Thank you so much for all the joy your fantastic software has brought to my life. My boss was totally ecstatic about the latest occupancy report that I was able to pull from the software. “This report will save thousands of dollars for our organization”, my boss said.

What’s more he recommended my excellent qualities to other senior staff!

Regards,

User X

10. You never receive hate mail

If you have never received hate mail, something is wrong.

Not everyone can agree with what you do, nor should they.

Their complaints indicate that they care, and in most cases people that complain make valid points which could prove be very valuable for you.

I have again attached an example that might inspire you.

Dear Mr/Mrs  IWMS,

Thank you so much for all the misery your crap software has brought to my life! My boss was totally frustrated about the latest occupancy report that I wasn’t able to pull from the software. “I can’t believe you can’t pull up a report with a single click”, my boss said.

What’s more, I now need to make a list of everything I do for him!

User Y

Although  the feedback isn’t positive, it can still help you improve your reporting training.

There you go. My list of 10 Warning Signs That Your IWMS Sucks. Please feel free to share this list with the entire world as it is not only applicable to IWMS Software, but also to CMMS, EAM, FMIS, ERP, CRM and all other software solutions out there.

4 Responses to “10 Warning Signs That Your IWMS Sucks”

  1. Larry Barkley says:

    Steve

    What a great post! Loved your application of these principles to IWMS software, especially #1 and #2. We all have to be aware of your quote ” Customers don’t love technology as much as you do. They don’t care about technology, nor do they care about you. They care about themselves.”

    Keep up the great work!

    Larry

    • Steven Hanks says:

      Larry,

      thank you so much for your comment!

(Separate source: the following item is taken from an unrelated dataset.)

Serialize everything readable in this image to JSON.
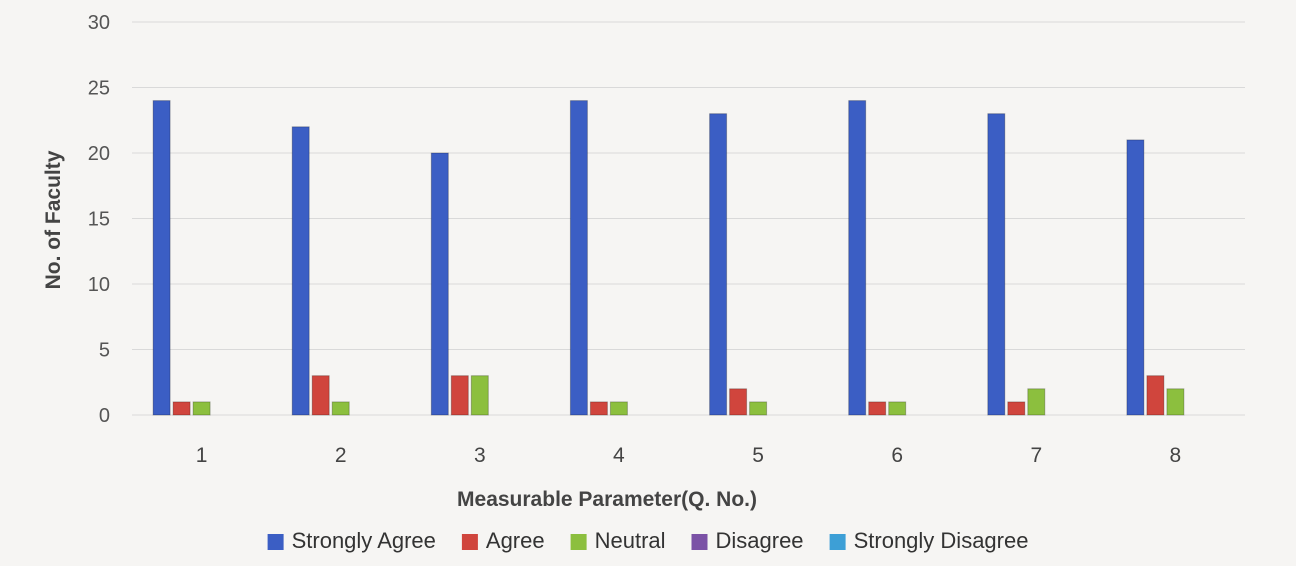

I’m very excited that you like what I’ve applied to our industry.

      Have a great weekend!

      Steven

  2. At first I thought this was a belated April Fool’s joke and then realized no one’s mental calendar could be that far off despite what happened in the 80s… To suggest that “many” of the IWMS vendors have these types of issues is harsh and misleading. I truly believe that most of the vendors in this space care about their clients and the quality of their products. That is not to say that every implementation goes perfectly or there are no unhappy clients. It is also fair to say that client’s themselves have to take their share of the responsibility for these types of failures.

    The article does raise several issues that every vendor can benefit from by asking themselves if their clients feel this way but please, let’s refrain from turning this blog into a huge negative spin on the IWMS software industry.

    • Steven Hanks says:

      Ken,

      thank you so much for your comment. What I have written is no joke, nor a negative spin on the IWMS industry.

      As you can read from my ‘About’ page: “My name is Steven Hanks and I’m extremely enthusiastic about Integrated Workplace Management Systems.”

      I don’t question the legitimacy or integrity of IWMS vendors at all as I do agree with you that most IWMS vendors care about their clients and the quality of their products.

      I cited Jonathan Morrow:

      “There aren’t any rules, no, but there are warnings. If your content (read: IWMS) sucks, you’ll see dozens, maybe hundreds of telltale signs, hinting that something is wrong. I’ve collected 10 of the most common here. Take a look through them, and see if any describe you.”

      Ken, some points might apply to you, others not at all. It is totally up to you whether you want to use these points to your advantage or consider it junk.